To solve the problem, we need to find the remainder \( g(x) \) when \( f(x) = x^{135} + x^{125} - x^{115} + x^5 + 1 \) is divided by \( x^3 - x \). ### Step-by-Step Solution: 1. **Identify the Degree of the Remainder**: When dividing a polynomial \( f(x) \) by another polynomial \( d(x) \) of degree \( n \), the remainder \( g(x) \) will have a degree less than \( n \). Here, \( d(x) = x^3 - x \) has a degree of 3. Therefore, the remainder \( g(x) \) will be of degree less than 3, which means it can be expressed as: \[ g(x) = ax^2 + bx + c \] where \( a, b, c \) are constants. **Hint**: The degree of the remainder is always less than the degree of the divisor. 2. **Use Polynomial Long Division**: We can express the relationship: \[ f(x) = (x^3 - x)q(x) + g(x) \] for some polynomial \( q(x) \). 3. **Evaluate \( f(x) \) at Specific Points**: To find \( g(x) \), we can evaluate \( f(x) \) at the roots of \( x^3 - x = 0 \).

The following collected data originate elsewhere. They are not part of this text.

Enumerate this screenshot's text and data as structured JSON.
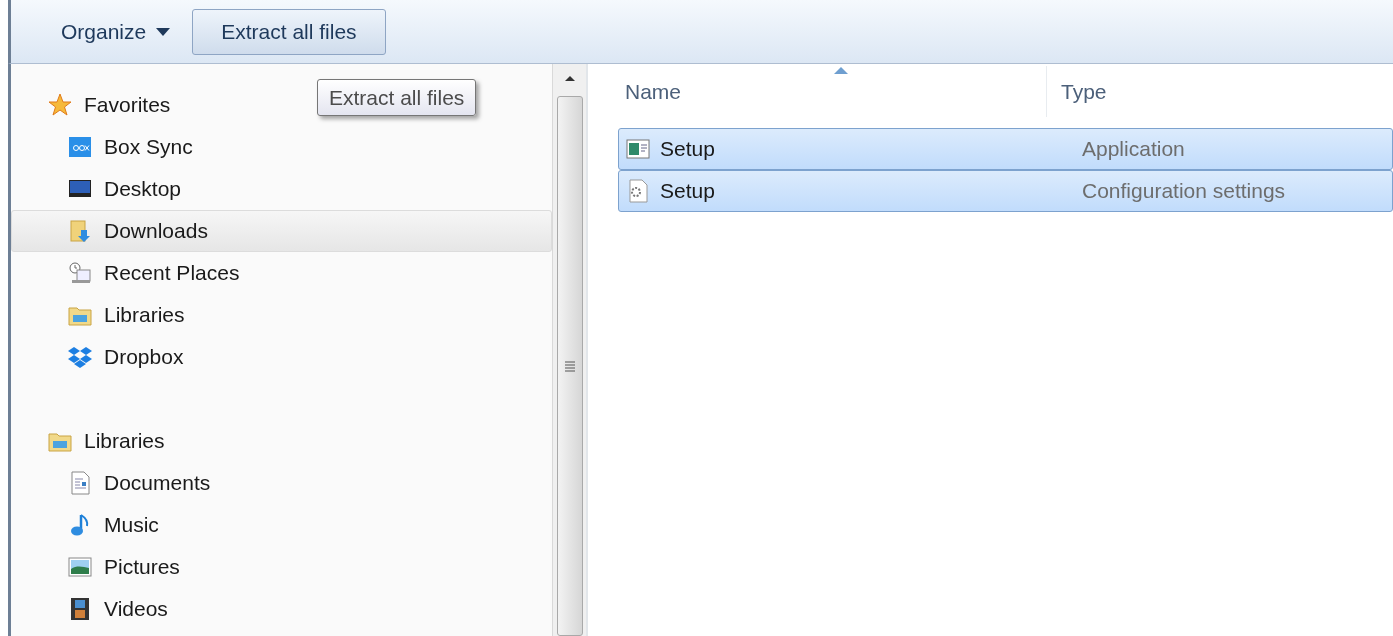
{
  "toolbar": {
    "organize": "Organize",
    "extract_button": "Extract all files"
  },
  "tooltip": "Extract all files",
  "navigation": [
    {
      "label": "Favorites",
      "selected": false,
      "children": [
        {
          "label": "Box Sync",
          "selected": false
        },
        {
          "label": "Desktop",
          "selected": false
        },
        {
          "label": "Downloads",
          "selected": true
        },
        {
          "label": "Recent Places",
          "selected": false
        },
        {
          "label": "Libraries",
          "selected": false
        },
        {
          "label": "Dropbox",
          "selected": false
        }
      ]
    },
    {
      "label": "Libraries",
      "selected": false,
      "children": [
        {
          "label": "Documents",
          "selected": false
        },
        {
          "label": "Music",
          "selected": false
        },
        {
          "label": "Pictures",
          "selected": false
        },
        {
          "label": "Videos",
          "selected": false
        }
      ]
    }
  ],
  "file_list": {
    "columns": [
      "Name",
      "Type"
    ],
    "rows": [
      {
        "name": "Setup",
        "type": "Application",
        "selected": true
      },
      {
        "name": "Setup",
        "type": "Configuration settings",
        "selected": true
      }
    ]
  }
}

The roots are \( x = 0, 1, -1 \). - **At \( x = 0 \)**: \[ f(0) = 0^{135} + 0^{125} - 0^{115} + 0^5 + 1 = 1 \] Thus, \( g(0) = c = 1 \). - **At \( x = 1 \)**: \[ f(1) = 1^{135} + 1^{125} - 1^{115} + 1^5 + 1 = 1 + 1 - 1 + 1 + 1 = 3 \] Therefore, \( g(1) = a(1^2) + b(1) + c = a + b + 1 = 3 \). Simplifying gives: \[ a + b = 2 \quad \text{(Equation 1)} \] - **At \( x = -1 \)**: \[ f(-1) = (-1)^{135} + (-1)^{125} - (-1)^{115} + (-1)^5 + 1 = -1 - 1 + 1 - 1 + 1 = -1 \] Thus, \( g(-1) = a(-1)^2 + b(-1) + c = a - b + 1 = -1 \). Simplifying gives: \[ a - b = -2 \quad \text{(Equation 2)} \] 4. **Solve the System of Equations**: We now have two equations: - \( a + b = 2 \) (Equation 1) - \( a - b = -2 \) (Equation 2) Adding these two equations: \[ 2a = 0 \implies a = 0 \] Substituting \( a = 0 \) into Equation 1: \[ 0 + b = 2 \implies b = 2 \] Thus, we have \( a = 0, b = 2, c = 1 \). 5. **Write the Remainder**: Therefore, the remainder \( g(x) \) is: \[ g(x) = 0 \cdot x^2 + 2x + 1 = 2x + 1 \] 6. **Determine the Type of Function**: The function \( g(x) = 2x + 1 \) is a linear function. A linear function is both one-one (injective) and onto (surjective) when considered over the real numbers. ### Conclusion: The function \( g(x) \) is a **one-one function**.